A Java UI which counts word occurrences in a text file. Results are sorted in alphabetical order and saved in a simple HTML file. With this, you can:
- Search for multiple terms in one go.
- Quickly find misspelt words in large texts
- Sneak into the context around some keywords.
Numbers and bracketed numbers (often reference signs) are listed separately. User can uncheck words, symbols, numbers or custom search terms, thereby shortening the result html file. Scenarios: Unchecking symbols can be useful if a source text contains some mathematical expressions, for example. Unchecking numbers may be helpful if a text contains line numbers.

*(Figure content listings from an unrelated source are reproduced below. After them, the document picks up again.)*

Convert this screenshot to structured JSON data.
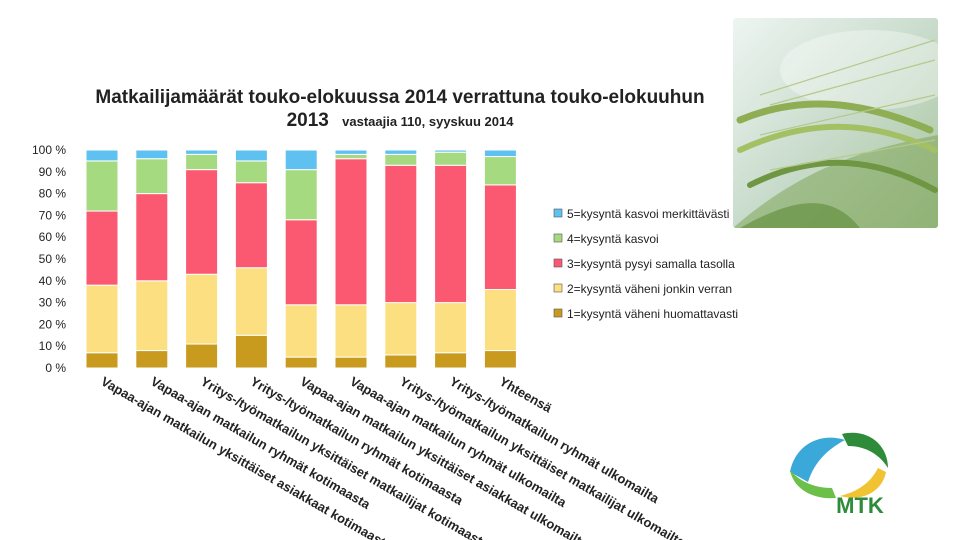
{
  "chart_data": {
    "type": "bar",
    "stacked": true,
    "percent": true,
    "title": "Matkailijamäärät touko-elokuussa 2014 verrattuna touko-elokuuhun 2013",
    "subtitle": "vastaajia 110, syyskuu 2014",
    "xlabel": "",
    "ylabel": "",
    "ylim": [
      0,
      100
    ],
    "yticks": [
      "0 %",
      "10 %",
      "20 %",
      "30 %",
      "40 %",
      "50 %",
      "60 %",
      "70 %",
      "80 %",
      "90 %",
      "100 %"
    ],
    "grid": false,
    "legend_position": "right",
    "categories": [
      "Vapaa-ajan matkailun yksittäiset asiakkaat kotimaasta",
      "Vapaa-ajan matkailun ryhmät kotimaasta",
      "Yritys-/työmatkailun yksittäiset matkailijat kotimaasta",
      "Yritys-/työmatkailun ryhmät kotimaasta",
      "Vapaa-ajan matkailun yksittäiset asiakkaat ulkomailta",
      "Vapaa-ajan matkailun ryhmät ulkomailta",
      "Yritys-/työmatkailun yksittäiset matkailijat ulkomailta",
      "Yritys-/työmatkailun ryhmät ulkomailta",
      "Yhteensä"
    ],
    "series": [
      {
        "name": "1=kysyntä väheni huomattavasti",
        "color": "#c89a1e",
        "values": [
          7,
          8,
          11,
          15,
          5,
          5,
          6,
          7,
          8
        ]
      },
      {
        "name": "2=kysyntä väheni jonkin verran",
        "color": "#fcdf80",
        "values": [
          31,
          32,
          32,
          31,
          24,
          24,
          24,
          23,
          28
        ]
      },
      {
        "name": "3=kysyntä pysyi samalla tasolla",
        "color": "#fb5871",
        "values": [
          34,
          40,
          48,
          39,
          39,
          67,
          63,
          63,
          48
        ]
      },
      {
        "name": "4=kysyntä kasvoi",
        "color": "#a6da81",
        "values": [
          23,
          16,
          7,
          10,
          23,
          2,
          5,
          6,
          13
        ]
      },
      {
        "name": "5=kysyntä kasvoi merkittävästi",
        "color": "#5ec1f0",
        "values": [
          5,
          4,
          2,
          5,
          9,
          2,
          2,
          1,
          3
        ]
      }
    ]
  },
  "branding": {
    "logo_text": "MTK",
    "logo_color": "#2e8b3a"
  }
}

With regular expressions, simple filtering for data types similar to ISBN, date or time, URLs or e-mail addresses is done; these tokens are listed separately as well. As regular expressions can be fiddly, I focused on a simple and stable solution so this filtering may not always yield perfect results.
- Filter ISBNs, e-mail addresses or URLs that occur in a long e-mail or messenger thread.
- Have all occurrences of a word or a name in a long thesis been spelt in the same manner?
- Does a text contain a specific search term?
If so, in which context, that is, within which sentence or paragraph, does the search term appear?
The size of the shown text around that search term can be specified by the user.
Open File
: browse to a text file. Set the topic (this will be the HTML title) and the target filename. The ending .html
will be added automatically if missing. Target file will be placed in the same folder as the source text file (folder choice button may be implemented later).
Then click on Start
. Words from the text file are gathered, collected and sorted. Finally, click the button Show Results
to open the result file in a browser.
Basically, the results.html file can be opened with any later browser, e.g. Firefox and Microsoft Edge.
As clickable <details>
tags are used, Internet Explorer is not fully supported. The html source code itself is kept readable so that compatibility issues are minimized.
This way, quick review of an entry by command line tools as well: such as
(Linux only) less results.html | grep <word>
or (Windows command line) type results.html | findstr "1"
. Any suitable editor tool works as well.
To compile, a JDK is required, it will run on a JRE 8 or later.
The jar file can then be used on different platforms including a Raspberry Pi (it has been tested on Raspberry Pi3).